37 De vals-negatieven die bij de FcεRIα gebaseerde ELISA kunnen optreden, kunnen verklaard worden door de aanwezigheid van autoantistoffen tegen de hoge affiniteitsreceptor. Deze autoantistoffen werden zowel gezien bij de mens als bij de hond, nog niet bij het paard, alhoewel ze daar waarschijnlijk ook bestaan (Lorch et al., 2001b). Daarnaast zou het mogelijk kunnen zijn de heterogeniteit van IgE bij de hond en het paard te gebruiken om het aantal vals-negatieven te kunnen reduceren. Hier is in de literatuur nog geen bewijs voor gevonden, en dus is nader onderzoek nodig (Lorch et al., 2001b).

De RAST heeft een lage specificiteit en dus veel vals-positieve resultaten. De oorzaak van deze lage specificiteit komt door CCD: “Cross Reactive Carbohydrate”, dit zijn N-gebonden koolhydraat groepen die aan proteïnen gebonden zitten, welke aan IgE zullen binden en een degranulatie veroorzaken. Een ander nadeel van deze methode is het gebruik van radioactieve stoffen om het signaal van de ELISA op te vangen. Dit kan gevaarlijk zijn voor de mens, het dier en de omgeving (Lorch et al., 2001b).

Western blotting wordt gebruikt om een allergeenmengsel te scheiden met gebruik van SDS-PAGE om vervolgens deze allergenen te gebruiken in een ELISA. Deze test wordt vooral gebruikt als er een allergeenmengsel is waarbij er gekeken moet worden op welke specifieke eiwitten het dier reageert (Favrot et al., 2017; Maina et al., 2018).

4.1.4 Vergelijking van de basofiele activatietest met de andere diagnostische methoden

De basofiele activatietest en intradermale testen zijn “bioassays” waarbij de hypersensitiviteitsreactie, die plaatsvindt in het lichaam, wordt nagebootst. De basofiele activatietest is minder invasief (minder impact op het lichaam, de patiënt hoeft niet verdoofd, geschoren of geïnjecteerd te worden) dan een intradermale test en heeft dezelfde betrouwbaarheid. Het enige nadeel van de basofiele activatietest is dat enkel de directe fasereactie wordt gemeten, terwijl bij een intradermale test alle drie de reactiefases (directe, vertraagde en late fase reactie) kunnen worden gemeten. Er moet meer onderzoek worden gedaan, zodat deze test eventueel ook bij andere diersoorten kan worden gebruikt (Faraj et al., 1986; Langner et al., 2008). Wanneer beide vergeleken worden, geeft de basofiele activatietest meer concretere resultaten dan ELISA. Een ELISA bepaalt namelijk de hoeveelheid van circulerende antistoffen, wat niet altijd een directe link heeft met het aantal antistoffen in de weefsels die een allergische reactie kunnen veroorzaken (Langner et al., 2008).

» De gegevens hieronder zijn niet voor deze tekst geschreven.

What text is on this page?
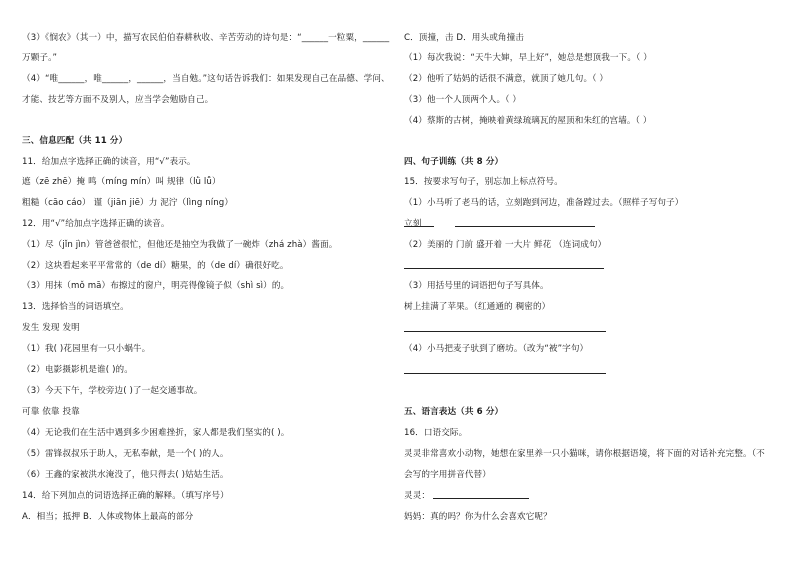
（3）《悯农》（其一）中，描写农民伯伯春耕秋收、辛苦劳动的诗句是：“______一粒粟，______
万颗子。”
（4）“唯______，唯______，______，当自勉。”这句话告诉我们：如果发现自己在品德、学问、
才能、技艺等方面不及别人，应当学会勉励自己。
三、信息匹配（共 11 分）
11．给加点字选择正确的读音，用“√”表示。
遮（zē zhē）掩 鸣（míng mín）叫 规律（lǜ lǚ）
粗糙（cāo cáo） 谨（jiān jiē）力 泥泞（lìng níng）
12．用“√”给加点字选择正确的读音。
（1）尽（jǐn jìn）管爸爸很忙，但他还是抽空为我做了一碗炸（zhá zhà）酱面。
（2）这块看起来平平常常的（de dí）糖果，的（de dí）确很好吃。
（3）用抹（mǒ mā）布擦过的窗户，明亮得像镜子似（shì sì）的。
13．选择恰当的词语填空。
发生 发现 发明
（1）我( )花园里有一只小蜗牛。
（2）电影摄影机是谁( )的。
（3）今天下午，学校旁边( )了一起交通事故。
可靠 依靠 投靠
（4）无论我们在生活中遇到多少困难挫折，家人都是我们坚实的( )。
（5）雷锋叔叔乐于助人，无私奉献，是一个( )的人。
（6）王鑫的家被洪水淹没了，他只得去( )姑姑生活。
14．给下列加点的词语选择正确的解释。（填写序号）
A．相当；抵押 B．人体或物体上最高的部分
C．顶撞，击 D．用头或角撞击
（1）每次我说：“天牛大婶，早上好”，她总是想顶我一下。（ ）
（2）他听了姑妈的话很不满意，就顶了她几句。（ ）
（3）他一个人顶两个人。（ ）
（4）蔡斯的古树，掩映着黄绿琉璃瓦的屋顶和朱红的宫墙。（ ）
四、句子训练（共 8 分）
15．按要求写句子，别忘加上标点符号。
（1）小马听了老马的话，立刻跑到河边，准备蹚过去。（照样子写句子）
立刻
（2）美丽的 门前 盛开着 一大片 鲜花 （连词成句）
（3）用括号里的词语把句子写具体。
树上挂满了苹果。（红通通的 稠密的）
（4）小马把麦子驮到了磨坊。（改为“被”字句）
五、语言表达（共 6 分）
16．口语交际。
灵灵非常喜欢小动物，她想在家里养一只小猫咪，请你根据语境，将下面的对话补充完整。（不
会写的字用拼音代替）
灵灵：
妈妈：真的吗？你为什么会喜欢它呢？
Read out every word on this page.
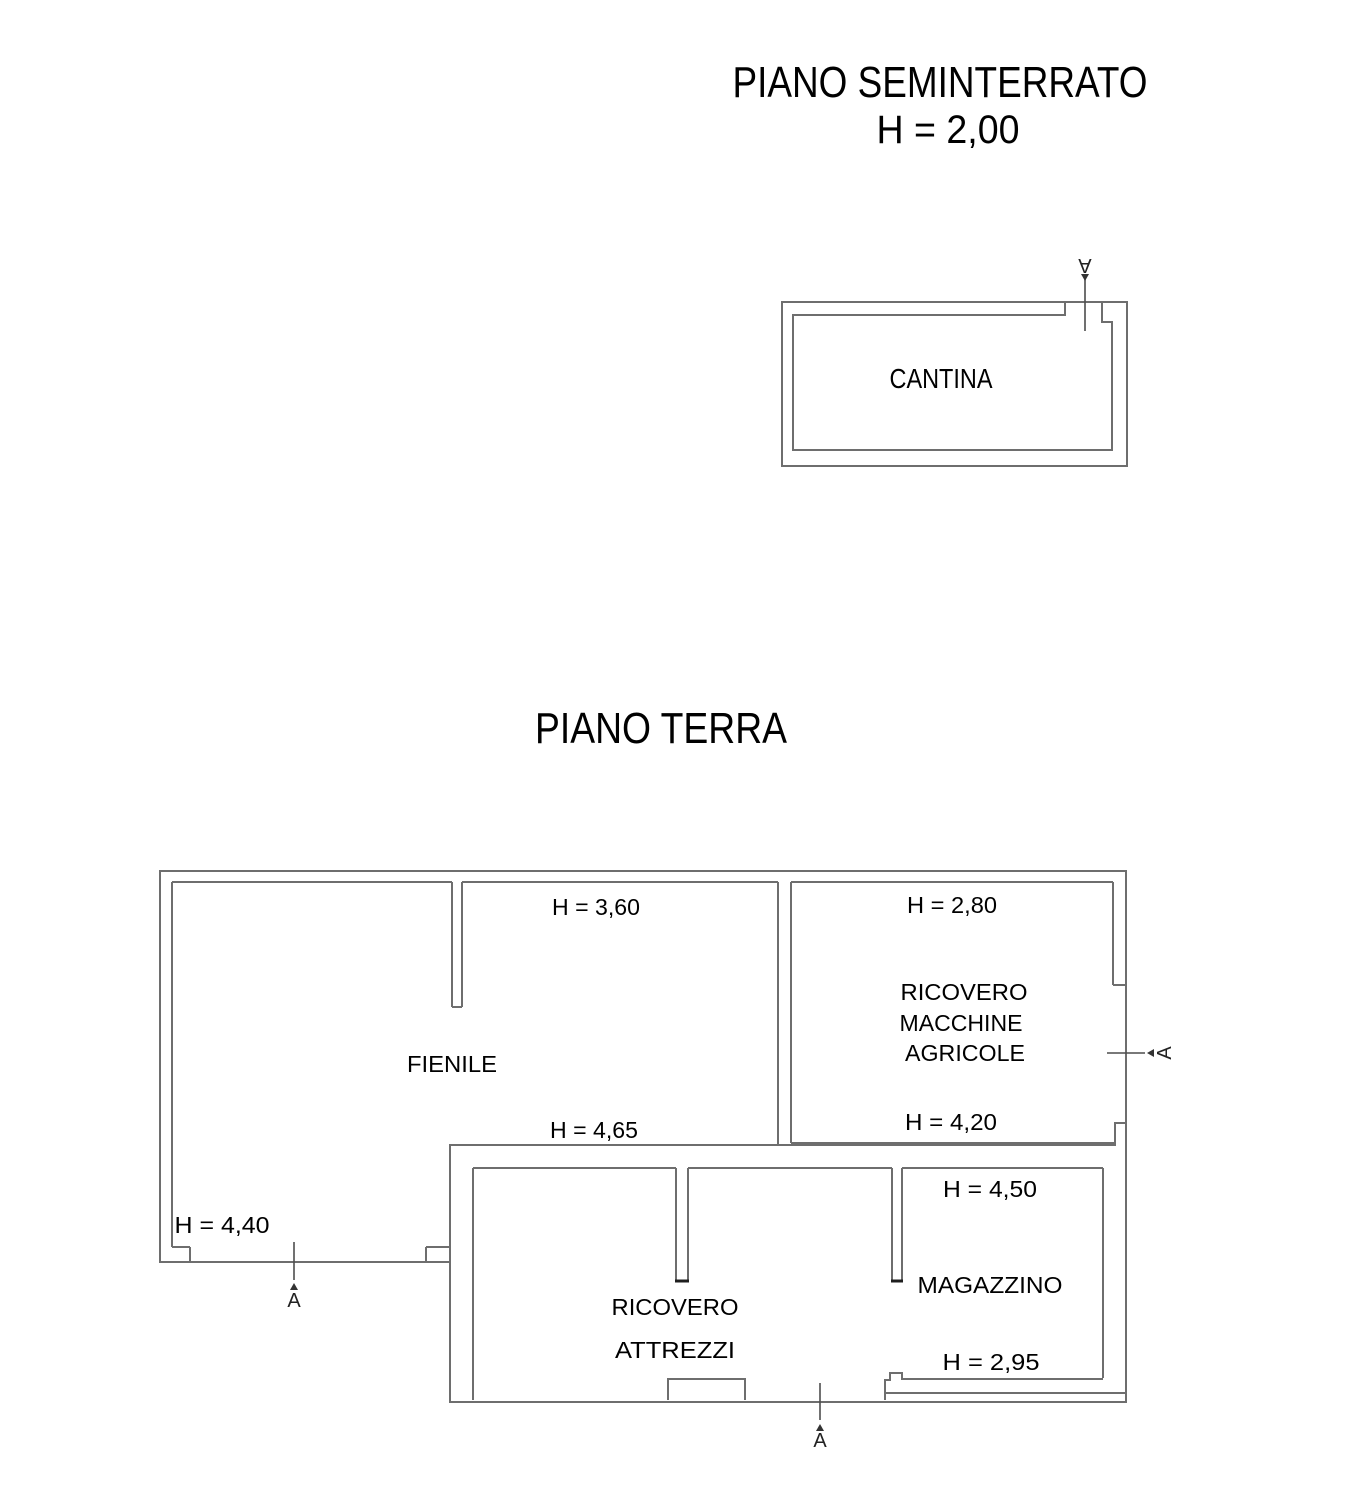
PIANO SEMINTERRATO
H = 2,00
A
CANTINA
PIANO TERRA
A
A
A
H = 3,60
FIENILE
H = 4,65
H = 4,40
H = 2,80
RICOVERO
MACCHINE
AGRICOLE
H = 4,20
H = 4,50
MAGAZZINO
H = 2,95
RICOVERO
ATTREZZI
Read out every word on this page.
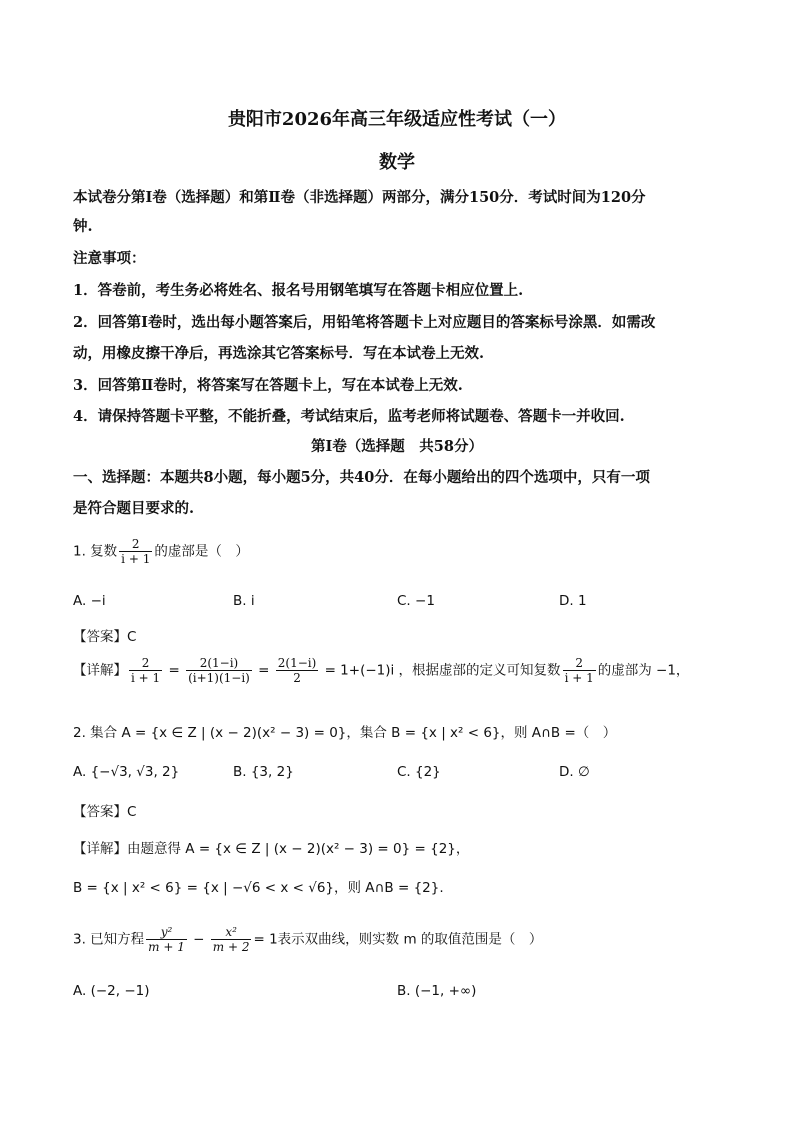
贵阳市2026年高三年级适应性考试（一）
数学
本试卷分第Ⅰ卷（选择题）和第Ⅱ卷（非选择题）两部分，满分150分．考试时间为120分
钟.
注意事项：
1．答卷前，考生务必将姓名、报名号用钢笔填写在答题卡相应位置上.
2．回答第Ⅰ卷时，选出每小题答案后，用铅笔将答题卡上对应题目的答案标号涂黑．如需改
动，用橡皮擦干净后，再选涂其它答案标号．写在本试卷上无效.
3．回答第Ⅱ卷时，将答案写在答题卡上，写在本试卷上无效.
4．请保持答题卡平整，不能折叠，考试结束后，监考老师将试题卷、答题卡一并收回.
第Ⅰ卷（选择题　共58分）
一、选择题：本题共8小题，每小题5分，共40分．在每小题给出的四个选项中，只有一项
是符合题目要求的.
1. 复数 $\frac{2}{i + 1}$ 的虚部是（　）
A. −i	B. i	C. −1	D. 1
【答案】C
【详解】 $\frac{2}{i + 1} = \frac{2(1-i)}{(i+1)(1-i)} = \frac{2(1-i)}{2} = 1+(-1)i$ ，根据虚部的定义可知复数 $\frac{2}{i + 1}$ 的虚部为 −1，
2. 集合 A = {x ∈ Z | (x − 2)(x² − 3) = 0}，集合 B = {x | x² < 6}，则 A∩B =（　）
A. {−√3, √3, 2}	B. {3, 2}	C. {2}	D. ∅
【答案】C
【详解】由题意得 A = {x ∈ Z | (x − 2)(x² − 3) = 0} = {2}，
B = {x | x² < 6} = {x | −√6 < x < √6}，则 A∩B = {2}.
3. 已知方程 $\frac{\text{y²}}{m + 1} - \frac{\text{x²}}{m + 2} = 1$表示双曲线，则实数 m 的取值范围是（　）
A. (−2, −1)	B. (−1, +∞)
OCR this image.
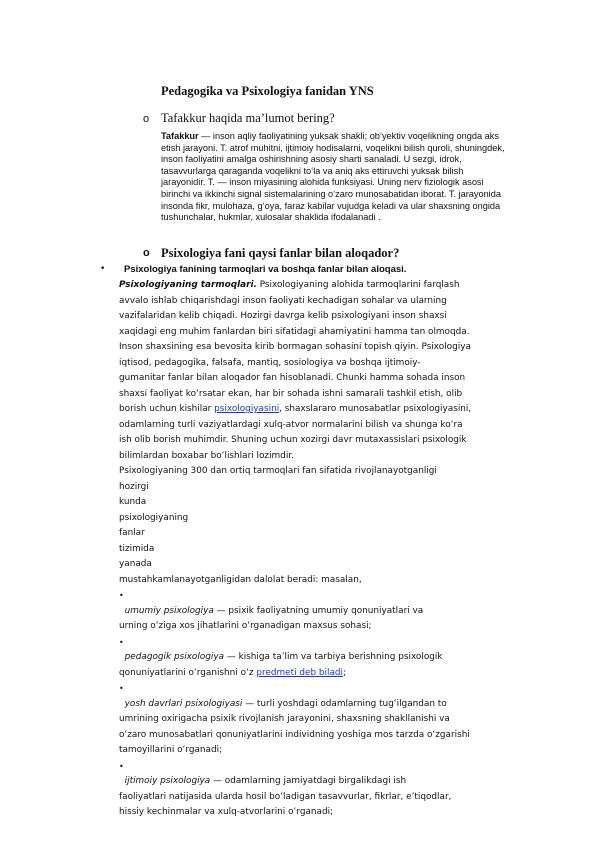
Pedagogika va Psixologiya fanidan YNS
o Tafakkur haqida ma’lumot bering?

Tafakkur — inson aqliy faoliyatining yuksak shakli; ob’yektiv voqelikning ongda aks

etish jarayoni. T. atrof muhitni, ijtimoiy hodisalarni, voqelikni bilish quroli, shuningdek,

inson faoliyatini amalga oshirishning asosiy sharti sanaladi. U sezgi, idrok,

tasavvurlarga qaraganda voqelikni toʻla va aniq aks ettiruvchi yuksak bilish

jarayonidir. T. — inson miyasining alohida funksiyasi. Uning nerv fiziologik asosi

birinchi va ikkinchi signal sistemalarining oʻzaro munosabatidan iborat. T. jarayonida

insonda fikr, mulohaza, gʻoya, faraz kabilar vujudga keladi va ular shaxsning ongida

tushunchalar, hukmlar, xulosalar shaklida ifodalanadi .

o Psixologiya fani qaysi fanlar bilan aloqador?
• Psixologiya fanining tarmoqlari va boshqa fanlar bilan aloqasi.

Psixologiyaning tarmoqlari. Psixologiyaning alohida tarmoqlarini farqlash

avvalo ishlab chiqarishdagi inson faoliyati kechadigan sohalar va ularning

vazifalaridan kelib chiqadi. Hozirgi davrga kelib psixologiyani inson shaxsi

xaqidagi eng muhim fanlardan biri sifatidagi ahamiyatini hamma tan olmoqda.

Inson shaxsining esa bevosita kirib bormagan sohasini topish qiyin. Psixologiya

iqtisod, pedagogika, falsafa, mantiq, sosiologiya va boshqa ijtimoiy-

gumanitar fanlar bilan aloqador fan hisoblanadi. Chunki hamma sohada inson

shaxsi faoliyat koʻrsatar ekan, har bir sohada ishni samarali tashkil etish, olib

borish uchun kishilar psixologiyasini, shaxslararo munosabatlar psixologiyasini,

odamlarning turli vaziyatlardagi xulq-atvor normalarini bilish va shunga koʻra

ish olib borish muhimdir. Shuning uchun xozirgi davr mutaxassislari psixologik

bilimlardan boxabar boʻlishlari lozimdir.

Psixologiyaning 300 dan ortiq tarmoqlari fan sifatida rivojlanayotganligi

hozirgi

kunda

psixologiyaning

fanlar

tizimida

yanada

mustahkamlanayotganligidan dalolat beradi: masalan,

•

umumiy psixologiya — psixik faoliyatning umumiy qonuniyatlari va

urning oʻziga xos jihatlarini oʻrganadigan maxsus sohasi;

•

pedagogik psixologiya — kishiga taʼlim va tarbiya berishning psixologik

qonuniyatlarini oʻrganishni oʻz predmeti deb biladi;

•

yosh davrlari psixologiyasi — turli yoshdagi odamlarning tugʻilgandan to

umrining oxirigacha psixik rivojlanish jarayonini, shaxsning shakllanishi va

oʻzaro munosabatlari qonuniyatlarini individning yoshiga mos tarzda oʻzgarishi

tamoyillarini oʻrganadi;

•

ijtimoiy psixologiya — odamlarning jamiyatdagi birgalikdagi ish

faoliyatlari natijasida ularda hosil boʻladigan tasavvurlar, fikrlar, eʼtiqodlar,

hissiy kechinmalar va xulq-atvorlarini oʻrganadi;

De passieve cutane anafylaxietest is een experimentele test, die wegens ethische redenen en het beschikbaar zijn van andere testen niet commercieel wordt gebruikt (Tizard, 2004).

Gezegd kan worden dat allergietesten, die de natuurlijke reactie van het lichaam nabootsen, meer betrouwbaar zijn dan serologische testen, die de kwantiteit van circulerende antistoffen meten (Langner et al., 2008).